The Blue Lake dam expansion, utility rates and tsunami preparedness. Those were the subjects of dinnertime conversation between the Sitka Assembly and the Tribal Council on Thursday.
The Assembly and the Tribal Council meet twice a year in what’s known as a government-to-government dinner. Neither group of elected officials takes any binding action at the dinner. Instead, both sides use it as an opportunity to touch upon issues that matter to their constituents.
Mike Baines is chairman of the Sitka Tribe of Alaska.
“(We have) open communication between us and the Assembly and between me and the Mayor and our staff and their staff,” Baines said. “Our staff meets pretty regularly with their staff. I hope those things continue, and continue to grow.”
The city briefed the Tribe on the Blue Lake dam expansion, construction of which is now underway. The Tribe, meanwhile, raised questions about increases in utility rates, and told the city it would be helpful to have more support in place for low-income residents.
Tsunami preparedness also came up. Tribal council member Rachel Moreno was among those to raise questions about transportation in the event of another evacuation. She said many in her neighborhood were on foot, and unprepared. Moreno said she lives on higher ground, and that during the evacuation, she had about 50 people in and around her home, not all of whom she knew.

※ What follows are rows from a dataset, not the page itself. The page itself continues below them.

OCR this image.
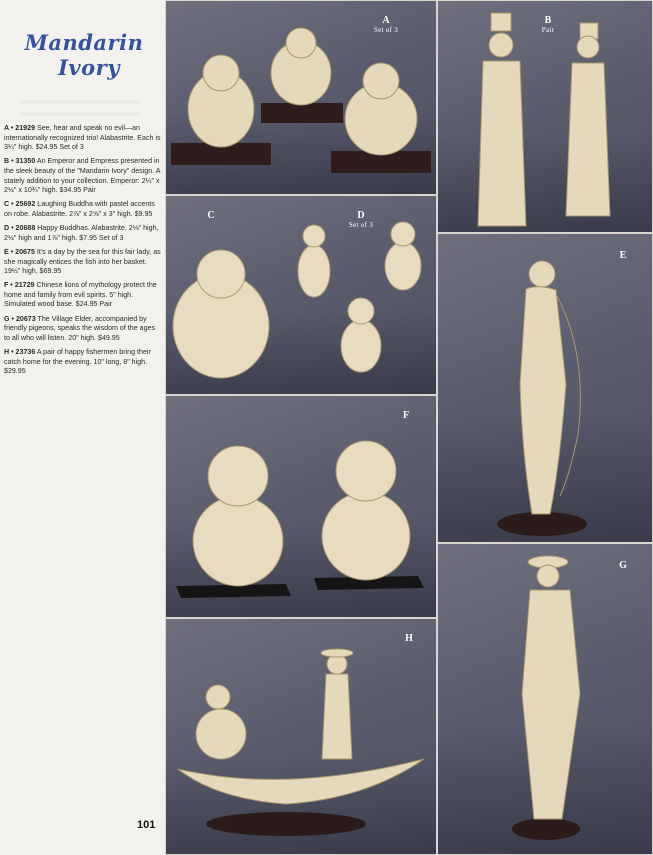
Mandarin
Ivory

A • 21929 See, hear and speak no evil—an internationally recognized trio! Alabastrite. Each is 3¼" high. $24.95 Set of 3

B • 31350 An Emperor and Empress presented in the sleek beauty of the "Mandarin Ivory" design. A stately addition to your collection. Emperor: 2¼" x 2½" x 10¾" high. $34.95 Pair

C • 25692 Laughing Buddha with pastel accents on robe. Alabastrite. 2⅞" x 2⅝" x 3" high. $9.95

D • 20688 Happy Buddhas. Alabastrite. 2⅛" high, 2½" high and 1⅞" high. $7.95 Set of 3

E • 20675 It's a day by the sea for this fair lady, as she magically entices the fish into her basket. 19½" high. $69.95

F • 21729 Chinese lions of mythology protect the home and family from evil spirits. 5" high. Simulated wood base. $24.95 Pair

G • 20673 The Village Elder, accompanied by friendly pigeons, speaks the wisdom of the ages to all who will listen. 20" high. $49.95

H • 23736 A pair of happy fishermen bring their catch home for the evening. 10" long, 8" high. $29.95

101
A
Set of 3
B
Pair
C	D
Set of 3
E
F
G
H
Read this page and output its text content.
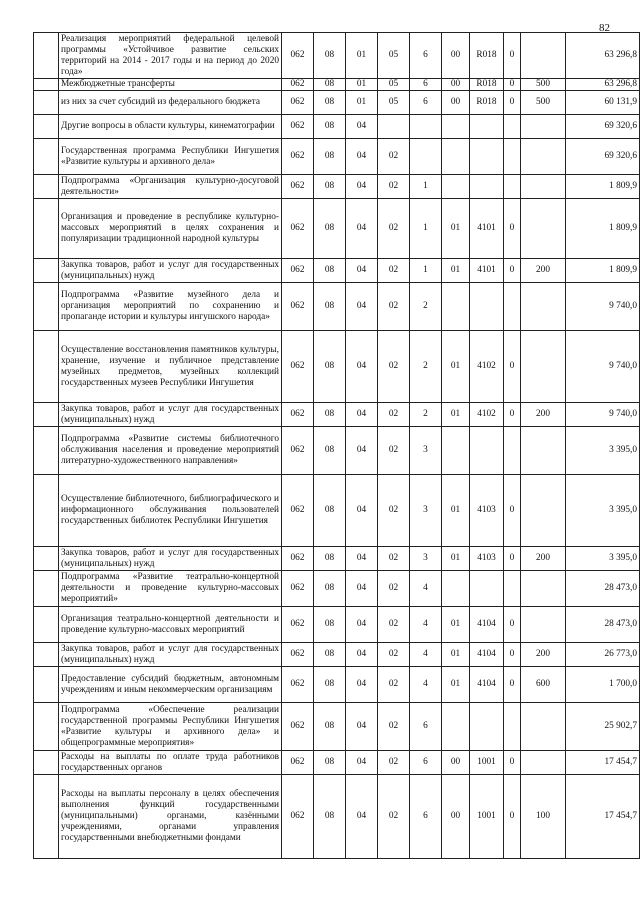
82
	Реализация мероприятий федеральной целевой программы «Устойчивое развитие сельских территорий на 2014 - 2017 годы и на период до 2020 года»	062	08	01	05	6	00	R018	0		63 296,8
	Межбюджетные трансферты	062	08	01	05	6	00	R018	0	500	63 296,8
	из них за счет субсидий из федерального бюджета	062	08	01	05	6	00	R018	0	500	60 131,9
	Другие вопросы в области культуры, кинематографии	062	08	04							69 320,6
	Государственная программа Республики Ингушетия «Развитие культуры и архивного дела»	062	08	04	02						69 320,6
	Подпрограмма «Организация культурно-досуговой деятельности»	062	08	04	02	1					1 809,9
	Организация и проведение в республике культурно-массовых мероприятий в целях сохранения и популяризации традиционной народной культуры	062	08	04	02	1	01	4101	0		1 809,9
	Закупка товаров, работ и услуг для государственных (муниципальных) нужд	062	08	04	02	1	01	4101	0	200	1 809,9
	Подпрограмма «Развитие музейного дела и организация мероприятий по сохранению и пропаганде истории и культуры ингушского народа»	062	08	04	02	2					9 740,0
	Осуществление восстановления памятников культуры, хранение, изучение и публичное представление музейных предметов, музейных коллекций государственных музеев Республики Ингушетия	062	08	04	02	2	01	4102	0		9 740,0
	Закупка товаров, работ и услуг для государственных (муниципальных) нужд	062	08	04	02	2	01	4102	0	200	9 740,0
	Подпрограмма «Развитие системы библиотечного обслуживания населения и проведение мероприятий литературно-художественного направления»	062	08	04	02	3					3 395,0
	Осуществление библиотечного, библиографического и информационного обслуживания пользователей государственных библиотек Республики Ингушетия	062	08	04	02	3	01	4103	0		3 395,0
	Закупка товаров, работ и услуг для государственных (муниципальных) нужд	062	08	04	02	3	01	4103	0	200	3 395,0
	Подпрограмма «Развитие театрально-концертной деятельности и проведение культурно-массовых мероприятий»	062	08	04	02	4					28 473,0
	Организация театрально-концертной деятельности и проведение культурно-массовых мероприятий	062	08	04	02	4	01	4104	0		28 473,0
	Закупка товаров, работ и услуг для государственных (муниципальных) нужд	062	08	04	02	4	01	4104	0	200	26 773,0
	Предоставление субсидий бюджетным, автономным учреждениям и иным некоммерческим организациям	062	08	04	02	4	01	4104	0	600	1 700,0
	Подпрограмма «Обеспечение реализации государственной программы Республики Ингушетия «Развитие культуры и архивного дела» и общепрограммные мероприятия»	062	08	04	02	6					25 902,7
	Расходы на выплаты по оплате труда работников государственных органов	062	08	04	02	6	00	1001	0		17 454,7
	Расходы на выплаты персоналу в целях обеспечения выполнения функций государственными (муниципальными) органами, казёнными учреждениями, органами управления государственными внебюджетными фондами	062	08	04	02	6	00	1001	0	100	17 454,7
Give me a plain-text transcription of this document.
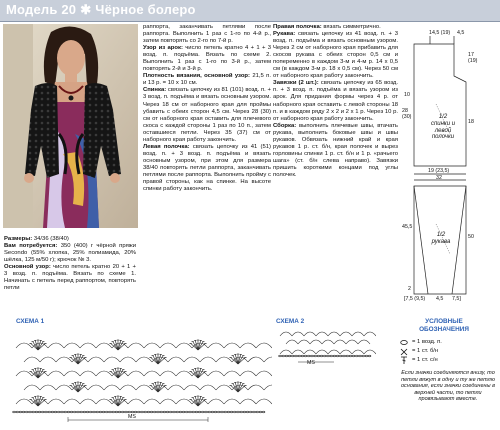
Модель 20 ✱ Чёрное болеро

Размеры: 34/36 (38/40)

Вам потребуется: 350 (400) г чёрной пряжи Secondo (55% хлопка, 25% полиамида, 20% шёлка, 125 м/50 г); крючок № 3.

Основной узор: число петель кратно 20 + 1 + 3 возд. п. подъёма. Вязать по схеме 1. Начинать с петель перед раппортом, повторять петли

раппорта, заканчивать петлями после раппорта. Выполнить 1 раз с 1-го по 4-й р., затем повторять со 2-го по 7-й р.

Узор из арок: число петель кратно 4 + 1 + 3 возд. п. подъёма. Вязать по схеме 2. Выполнить 1 раз с 1-го по 3-й р., затем повторять 2-й и 3-й р.

Плотность вязания, основной узор: 21,5 п. и 13 р. = 10 х 10 см.

Спинка: связать цепочку из 81 (101) возд. п. + 3 возд. п. подъёма и вязать основным узором. Через 18 см от наборного края для проймы убавить с обеих сторон 4,5 см. Через 28 (30) см от наборного края оставить для плечевого скоса с каждой стороны 1 раз по 10 п., затем оставшиеся петли. Через 35 (37) см от наборного края работу закончить.

Левая полочка: связать цепочку из 41 (51) возд. п. + 3 возд. п. подъёма и вязать основным узором, при этом для размера 38/40 повторять петли раппорта, заканчивать петлями после раппорта. Выполнить пройму с правой стороны, как на спинке. На высоте спинки работу закончить.

Правая полочка: вязать симметрично.

Рукава: связать цепочку из 41 возд. п. + 3 возд. п. подъёма и вязать основным узором. Через 2 см от наборного края прибавить для скосов рукава с обеих сторон 0,5 см и попеременно в каждом 3-м и 4-м р. 14 х 0,5 см (в каждом 3-м р. 18 х 0,5 см). Через 50 см от наборного края работу закончить.

Завязки (2 шт.): связать цепочку из 65 возд. п. + 3 возд. п. подъёма и вязать узором из арок. Для придания формы через 4 р. от наборного края оставить с левой стороны 18 п. и в каждом ряду 2 х 2 и 2 х 1 р. Через 10 р. от наборного края работу закончить.

Сборка: выполнить плечевые швы, втачать рукава, выполнить боковые швы и швы рукавов. Обвязать нижний край и края рукавов 1 р. ст. б/н, края полочек и вырез горловины спинки 1 р. ст. б/н и 1 р. «рачьего шага» (ст. б/н слева направо). Завязки пришить короткими концами под углы полочек.

14,5 (19) 4,5
17
(19)
10
28
(30)
18
19 (23,5)
1/2
спинки и
левой
полочки
32
45,5
50
2
[7,5 (9,5) 4,5 7,5]
1/2
рукава
СХЕМА 1
MS
СХЕМА 2
MS
УСЛОВНЫЕ
ОБОЗНАЧЕНИЯ
= 1 возд. п.
= 1 ст. б/н
= 1 ст. с/н
Если значки соединяются внизу, то петли вяжут в одну и ту же петлю основания, если значки соединены в верхней части, то петли провязывают вместе.
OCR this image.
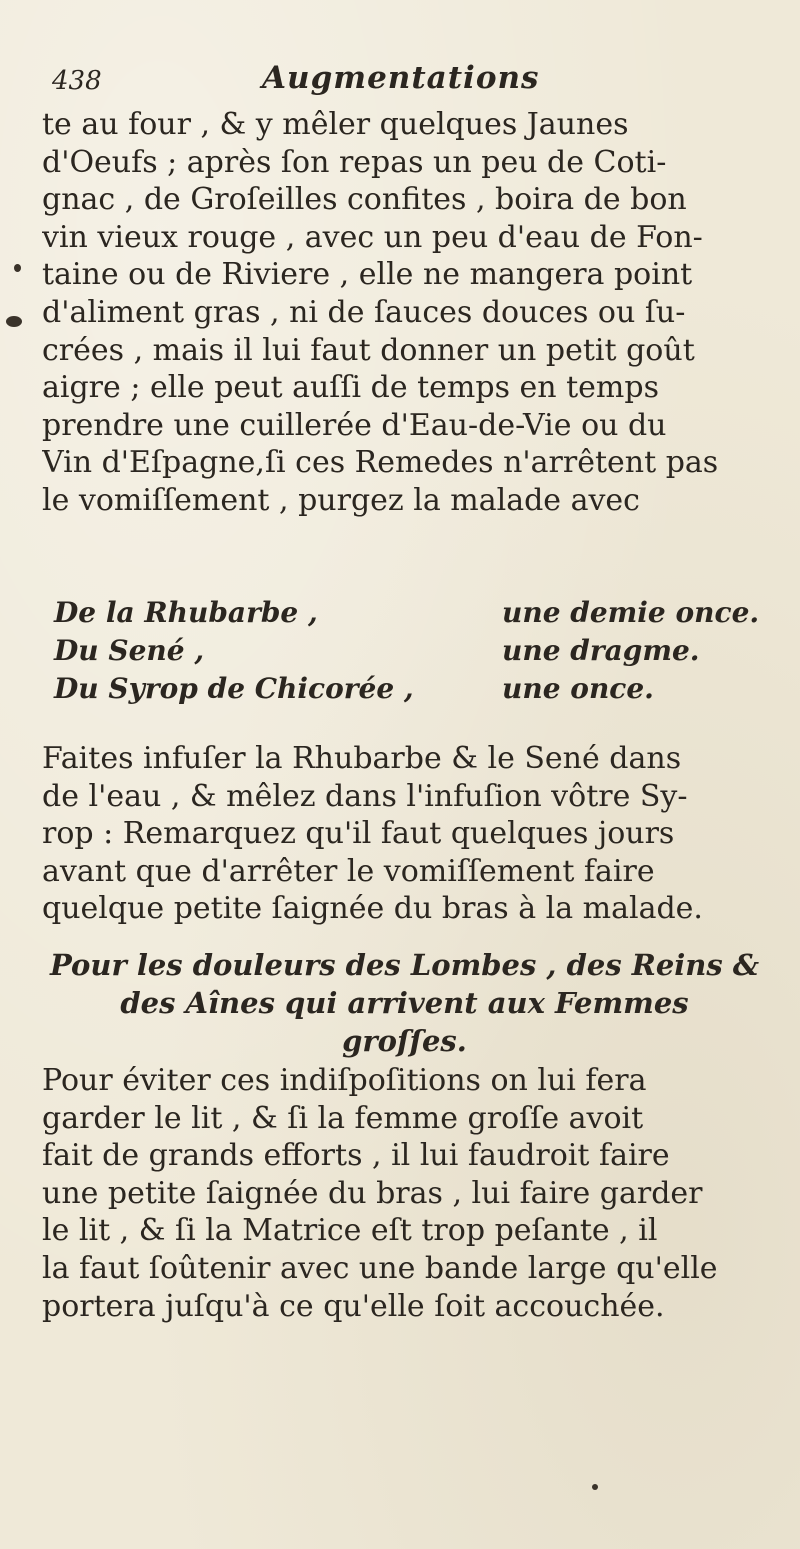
438	Augmentations
te au four , & y mêler quelques Jaunes
d'Oeufs ; après ſon repas un peu de Coti-
gnac , de Groſeilles confites , boira de bon
vin vieux rouge , avec un peu d'eau de Fon-
taine ou de Riviere , elle ne mangera point
d'aliment gras , ni de ſauces douces ou ſu-
crées , mais il lui faut donner un petit goût
aigre ; elle peut auſſi de temps en temps
prendre une cuillerée d'Eau-de-Vie ou du
Vin d'Eſpagne,ſi ces Remedes n'arrêtent pas
le vomiſſement , purgez la malade avec
De la Rhubarbe ,	une demie once.
Du Sené ,	une dragme.
Du Syrop de Chicorée ,	une once.
Faites infuſer la Rhubarbe & le Sené dans
de l'eau , & mêlez dans l'infuſion vôtre Sy-
rop : Remarquez qu'il faut quelques jours
avant que d'arrêter le vomiſſement faire
quelque petite ſaignée du bras à la malade.
Pour les douleurs des Lombes , des Reins &
des Aînes qui arrivent aux Femmes
groſſes.
Pour éviter ces indiſpoſitions on lui fera
garder le lit , & ſi la femme groſſe avoit
fait de grands efforts , il lui faudroit faire
une petite ſaignée du bras , lui faire garder
le lit , & ſi la Matrice eſt trop peſante , il
la faut ſoûtenir avec une bande large qu'elle
portera juſqu'à ce qu'elle ſoit accouchée.
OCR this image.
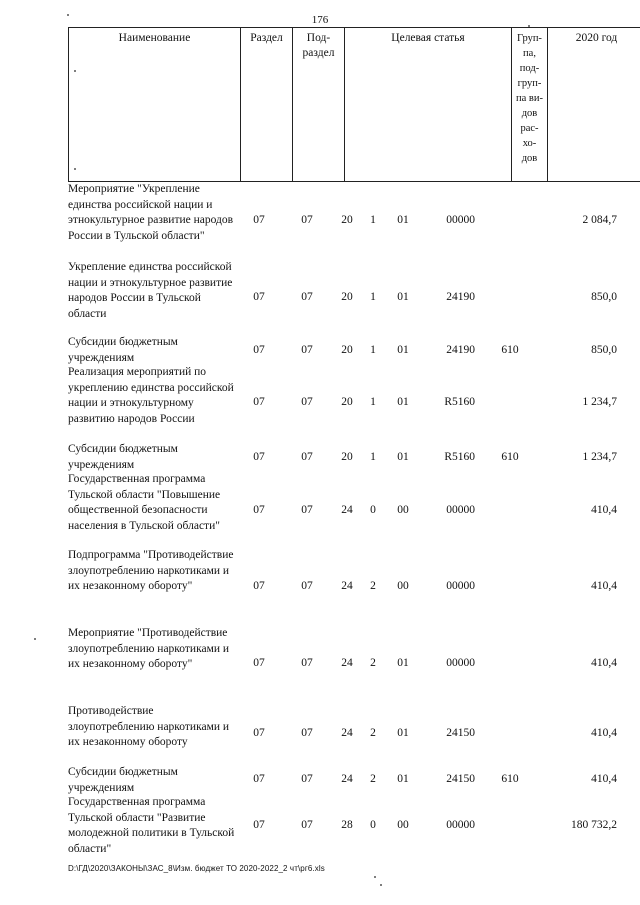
176
Наименование	Раздел	Под-
раздел	Целевая статья	Груп-
па,
под-
груп-
па ви-
дов
рас-
хо-
дов	2020 год
Мероприятие "Укрепление единства российской нации и этнокультурное развитие народов России в Тульской области"
07	07	20 1	01	00000	2 084,7
Укрепление единства российской нации и этнокультурное развитие народов России в Тульской области
07	07	20 1	01	24190	850,0
Субсидии бюджетным учреждениям
07	07	20 1	01	24190 610	850,0
Реализация мероприятий по укреплению единства российской нации и этнокультурному развитию народов России
07	07	20 1	01	R5160	1 234,7
Субсидии бюджетным учреждениям
07	07	20 1	01	R5160 610	1 234,7
Государственная программа Тульской области "Повышение общественной безопасности населения в Тульской области"
07	07	24 0	00	00000	410,4
Подпрограмма "Противодействие злоупотреблению наркотиками и их незаконному обороту"	07	07	24 2	00	00000	410,4
Мероприятие "Противодействие злоупотреблению наркотиками и их незаконному обороту"	07	07	24 2	01	00000	410,4
Противодействие злоупотреблению наркотиками и их незаконному обороту
07	07	24 2	01	24150	410,4
Субсидии бюджетным учреждениям
07	07	24 2	01	24150 610	410,4
Государственная программа Тульской области "Развитие молодежной политики в Тульской области"
07	07	28 0	00	00000	180 732,2
D:\ГД\2020\ЗАКОНЫ\ЗАС_8\Изм. бюджет ТО 2020-2022_2 чт\рг6.xls
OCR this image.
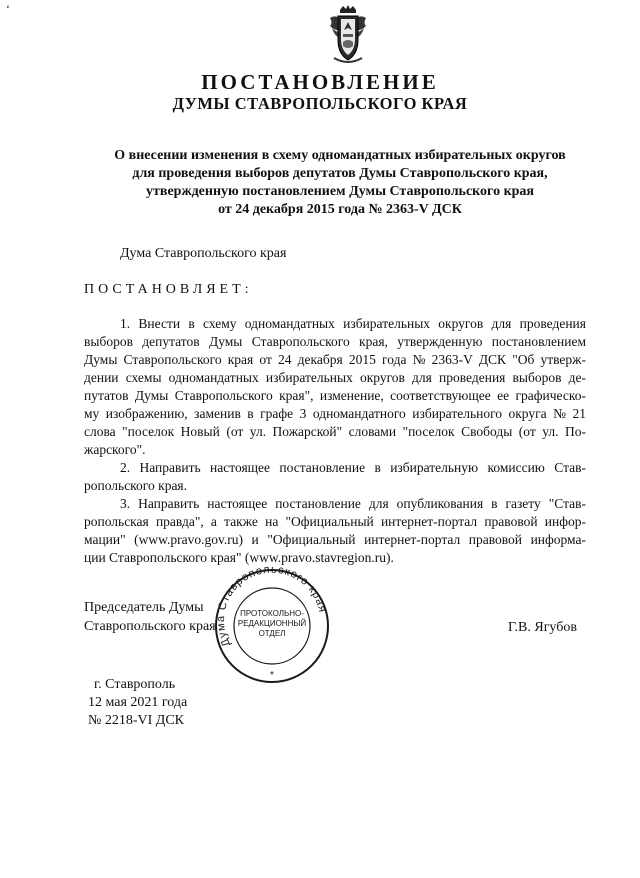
‘
ПОСТАНОВЛЕНИЕ
ДУМЫ СТАВРОПОЛЬСКОГО КРАЯ
О внесении изменения в схему одномандатных избирательных округов
для проведения выборов депутатов Думы Ставропольского края,
утвержденную постановлением Думы Ставропольского края
от 24 декабря 2015 года № 2363-V ДСК
Дума Ставропольского края
ПОСТАНОВЛЯЕТ:
1. Внести в схему одномандатных избирательных округов для проведения
выборов депутатов Думы Ставропольского края, утвержденную постановлением
Думы Ставропольского края от 24 декабря 2015 года № 2363-V ДСК "Об утверж-
дении схемы одномандатных избирательных округов для проведения выборов де-
путатов Думы Ставропольского края", изменение, соответствующее ее графическо-
му изображению, заменив в графе 3 одномандатного избирательного округа № 21
слова "поселок Новый (от ул. Пожарской" словами "поселок Свободы (от ул. По-
жарского".
2. Направить настоящее постановление в избирательную комиссию Став-
ропольского края.
3. Направить настоящее постановление для опубликования в газету "Став-
ропольская правда", а также на "Официальный интернет-портал правовой инфор-
мации" (www.pravo.gov.ru) и "Официальный интернет-портал правовой информа-
ции Ставропольского края" (www.pravo.stavregion.ru).
Председатель Думы
Ставропольского края	Г.В. Ягубов
Дума Ставропольского края
ПРОТОКОЛЬНО-
РЕДАКЦИОННЫЙ
ОТДЕЛ
*
г. Ставрополь
12 мая 2021 года
№ 2218-VI ДСК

The city and the Tribe also talked about opportunities for joint lobbying. Both sides appeared to agree it would send a stronger message to Washington, D.C., if both municipal and tribal officials visited Alaska’s Congressional delegation together.
And even the idea of a community center for teens came up. The Tribe’s general manager, Ted Wright, mentioned the old airplane turnaround at Katlian and Halibut Point Road as a possible location. The location already hosts a skateboarding park. Tribal Council member Benjimen Miyasato said a teen center would be good for Sitka.
Sitka Mayor Mim McConnell said the twice-yearly dinner is important event for both governments.
“It helps us be more effective leaders, and it’s respectful,” she said. “It’s acknowledging that we’re equals in our community, and that communication is so important to do a good job and get the job done.”
Meetings between the city and tribal governments have not always been cordial. In 2005, the Tribal Council and three Assembly members walked out of the dinner after then-Mayor Marko Dapcevich adhered strictly to meeting procedures at the usually informal event, banging his cell phone as a gavel, demanding order when others tried to speak.
Cell phones stayed out of sight on Thursday. After the meal adjourned, McConnell said the relationship has come a long way.
“If people that are listening to this could see what’s happening in the room right now, as I stand here now, people are still in the room and they’re having these little pockets of conversations, with an Assembly member talking to a tribal member,” McConnell said. “There are three or four different conversations going on. And we’re done, but that conversation is still going on. And that’s fantastic.”
Tribal Council Chairman Mike Baines agrees.
“It’s just good to get together,” he said. “Our relationship has improved quite a bit over the last few years since we’ve been doing this. I hope we continue to do it.”
The meeting at the Fly-In Fish Inn took about three hours, including the meal, which was a choice of nut-encrusted halibut, grilled chicken breast or roasted veggie tort.